Acórdão do Supremo Tribunal de Justiça
Processo:
083182
Nº Convencional: JSTJ00018984
Relator: CARDOSO FERREIRA
Descritores: RECURSO SUBORDINADO
DIREITO DE PREFERÊNCIA
ARRENDAMENTO URBANO
ÓNUS DA PROVA
EXCEPÇÃO PEREMPTÓRIA
Nº do Documento: SJ199305110831821
Data do Acordão: 05/11/1993
Votação: UNANIMIDADE
Tribunal Recurso: T REL LISBOA
Processo no Tribunal Recurso: 5679/91
Data: 05/28/1992
Texto Integral: N
Privacidade: 1
Meio Processual: REVISTA.
Decisão: NEGADA A REVISTA.
Indicações Eventuais: A REIS IN CPC ANOTADO VV PAG53. J CASTRO MENDES IN RECURSOS PAG14.
A VARELA IN DAS OBRIGAÇÕES EM GERAL VI PAG45.
Área Temática: DIR PROC CIV - RECURSOS. DIR CIV - DIR CONTRAT / TEORIA GERAL.
DIR CONST - DIR FUND.
Legislação Nacional:
Jurisprudência Nacional:
Sumário : I - É legítimo admitir que a parte que decair perante a decisão de uma questão (não tanto de argumento), ainda que ganhe a causa, possa recorrer subordinadamente, tendo a parte vencida na acção interposto recurso principal.
II - Daí que, não levada aquela questão ao Tribunal imediatamente superior, se possa formar, sobre a respectiva decisão, caso julgado.
III - A não se atender assim, há que admitir que a apelação de uma sentença reabre toda a discussão que encerra.

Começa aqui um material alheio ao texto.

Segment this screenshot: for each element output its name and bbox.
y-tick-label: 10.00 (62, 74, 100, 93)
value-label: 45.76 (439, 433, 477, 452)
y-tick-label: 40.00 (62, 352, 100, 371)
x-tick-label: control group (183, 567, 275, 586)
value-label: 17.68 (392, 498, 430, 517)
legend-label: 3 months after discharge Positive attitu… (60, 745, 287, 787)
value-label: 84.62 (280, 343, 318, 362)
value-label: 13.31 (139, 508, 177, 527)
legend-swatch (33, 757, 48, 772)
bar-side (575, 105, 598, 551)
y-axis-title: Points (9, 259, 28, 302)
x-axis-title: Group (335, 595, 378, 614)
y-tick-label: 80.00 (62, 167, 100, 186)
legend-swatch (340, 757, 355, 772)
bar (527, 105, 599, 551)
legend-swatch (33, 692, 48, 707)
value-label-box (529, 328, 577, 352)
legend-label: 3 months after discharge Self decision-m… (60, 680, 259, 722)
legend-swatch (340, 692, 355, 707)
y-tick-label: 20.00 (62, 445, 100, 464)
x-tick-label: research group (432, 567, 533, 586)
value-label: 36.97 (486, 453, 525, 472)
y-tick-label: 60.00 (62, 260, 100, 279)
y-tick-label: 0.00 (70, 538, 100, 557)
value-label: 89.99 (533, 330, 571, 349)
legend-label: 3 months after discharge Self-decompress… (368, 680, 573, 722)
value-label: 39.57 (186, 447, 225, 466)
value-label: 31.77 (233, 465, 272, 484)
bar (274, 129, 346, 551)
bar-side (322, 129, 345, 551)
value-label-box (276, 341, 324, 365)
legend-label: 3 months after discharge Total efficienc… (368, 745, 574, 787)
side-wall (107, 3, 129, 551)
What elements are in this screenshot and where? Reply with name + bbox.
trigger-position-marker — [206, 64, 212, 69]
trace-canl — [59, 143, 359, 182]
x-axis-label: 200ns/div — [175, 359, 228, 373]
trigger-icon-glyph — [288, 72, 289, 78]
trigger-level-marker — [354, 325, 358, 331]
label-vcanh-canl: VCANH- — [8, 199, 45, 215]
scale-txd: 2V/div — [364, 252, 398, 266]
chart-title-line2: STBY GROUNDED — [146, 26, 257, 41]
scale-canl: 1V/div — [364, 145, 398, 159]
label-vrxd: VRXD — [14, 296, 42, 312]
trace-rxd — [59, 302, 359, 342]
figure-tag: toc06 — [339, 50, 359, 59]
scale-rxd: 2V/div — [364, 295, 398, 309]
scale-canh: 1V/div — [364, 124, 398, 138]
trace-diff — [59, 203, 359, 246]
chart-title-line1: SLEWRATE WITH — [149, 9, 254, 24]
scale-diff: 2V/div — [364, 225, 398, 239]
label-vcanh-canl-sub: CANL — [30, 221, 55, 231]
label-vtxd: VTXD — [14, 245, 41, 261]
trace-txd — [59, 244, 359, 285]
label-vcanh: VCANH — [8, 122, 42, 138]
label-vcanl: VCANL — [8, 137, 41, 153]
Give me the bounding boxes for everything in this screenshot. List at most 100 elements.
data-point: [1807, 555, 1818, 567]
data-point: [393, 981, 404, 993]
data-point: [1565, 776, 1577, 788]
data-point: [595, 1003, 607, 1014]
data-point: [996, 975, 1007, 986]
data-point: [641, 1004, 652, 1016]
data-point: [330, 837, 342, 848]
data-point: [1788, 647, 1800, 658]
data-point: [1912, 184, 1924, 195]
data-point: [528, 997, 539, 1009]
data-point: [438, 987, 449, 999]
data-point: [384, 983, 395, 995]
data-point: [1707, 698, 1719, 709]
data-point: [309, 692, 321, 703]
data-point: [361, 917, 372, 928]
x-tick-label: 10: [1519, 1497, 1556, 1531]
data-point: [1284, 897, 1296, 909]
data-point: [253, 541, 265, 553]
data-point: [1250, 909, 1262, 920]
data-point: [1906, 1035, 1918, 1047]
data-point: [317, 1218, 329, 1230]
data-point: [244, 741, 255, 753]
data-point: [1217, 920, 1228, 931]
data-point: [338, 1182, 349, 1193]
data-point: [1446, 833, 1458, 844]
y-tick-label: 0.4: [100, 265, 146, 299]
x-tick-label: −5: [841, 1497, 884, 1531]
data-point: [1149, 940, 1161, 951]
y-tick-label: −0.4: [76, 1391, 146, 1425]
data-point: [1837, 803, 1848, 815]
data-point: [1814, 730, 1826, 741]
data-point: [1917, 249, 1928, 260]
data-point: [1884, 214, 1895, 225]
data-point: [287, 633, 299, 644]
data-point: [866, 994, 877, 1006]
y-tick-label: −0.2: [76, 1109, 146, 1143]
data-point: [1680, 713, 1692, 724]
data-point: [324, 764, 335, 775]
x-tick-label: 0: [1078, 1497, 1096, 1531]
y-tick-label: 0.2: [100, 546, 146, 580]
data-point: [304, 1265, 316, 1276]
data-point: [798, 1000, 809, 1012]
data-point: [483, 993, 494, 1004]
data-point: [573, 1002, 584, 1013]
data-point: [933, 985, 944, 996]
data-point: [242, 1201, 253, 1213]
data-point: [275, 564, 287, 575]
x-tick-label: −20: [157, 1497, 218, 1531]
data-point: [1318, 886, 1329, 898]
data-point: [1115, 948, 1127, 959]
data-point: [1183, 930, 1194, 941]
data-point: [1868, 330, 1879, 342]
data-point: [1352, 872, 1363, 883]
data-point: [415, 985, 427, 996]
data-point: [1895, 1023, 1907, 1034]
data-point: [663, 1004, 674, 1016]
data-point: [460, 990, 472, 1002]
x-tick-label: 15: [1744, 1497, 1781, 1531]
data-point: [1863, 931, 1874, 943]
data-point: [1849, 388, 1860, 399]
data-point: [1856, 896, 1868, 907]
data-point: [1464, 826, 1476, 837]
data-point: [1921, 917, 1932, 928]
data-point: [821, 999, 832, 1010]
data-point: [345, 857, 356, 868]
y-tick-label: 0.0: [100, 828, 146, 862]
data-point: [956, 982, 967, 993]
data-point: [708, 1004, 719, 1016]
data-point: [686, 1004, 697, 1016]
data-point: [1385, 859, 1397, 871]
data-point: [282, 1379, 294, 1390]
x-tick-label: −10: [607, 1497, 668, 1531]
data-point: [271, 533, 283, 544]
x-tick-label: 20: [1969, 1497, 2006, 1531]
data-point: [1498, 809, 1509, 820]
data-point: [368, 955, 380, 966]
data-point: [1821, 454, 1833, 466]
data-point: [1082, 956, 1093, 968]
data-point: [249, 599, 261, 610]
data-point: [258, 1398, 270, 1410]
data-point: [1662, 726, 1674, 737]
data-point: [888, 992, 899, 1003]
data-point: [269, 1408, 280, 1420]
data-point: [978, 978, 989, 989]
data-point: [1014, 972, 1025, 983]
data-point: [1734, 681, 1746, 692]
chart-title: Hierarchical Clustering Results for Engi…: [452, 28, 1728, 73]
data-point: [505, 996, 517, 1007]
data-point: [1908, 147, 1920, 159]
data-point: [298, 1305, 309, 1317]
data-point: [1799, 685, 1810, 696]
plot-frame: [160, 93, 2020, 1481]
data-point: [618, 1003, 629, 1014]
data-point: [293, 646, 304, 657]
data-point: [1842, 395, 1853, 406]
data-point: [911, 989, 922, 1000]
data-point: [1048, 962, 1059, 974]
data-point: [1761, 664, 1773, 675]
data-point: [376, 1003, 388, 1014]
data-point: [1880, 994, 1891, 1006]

IV - De todo o modo, o n. 1 da Lei n. 63/77 - como o artigo 47 do Decreto-Lei n. 321-B/90, de 15 de Outubro,
- ao conferir direito de preferência a arrendatários urbanos, abrange os casos de transferência da nua propriedade do bem locado.
V - Se foi dado conhecimento do projecto de venda aos interessados preferentes e se não exercerem direito em prazo legal, tudo isto é matéria de excepções peremptórias e, portanto, ónus de prova dos réus.
VI - Logo, nada provado quanto à temporalidade daquele conhecimento, a situação desaproveita aos réus da acção de preferência.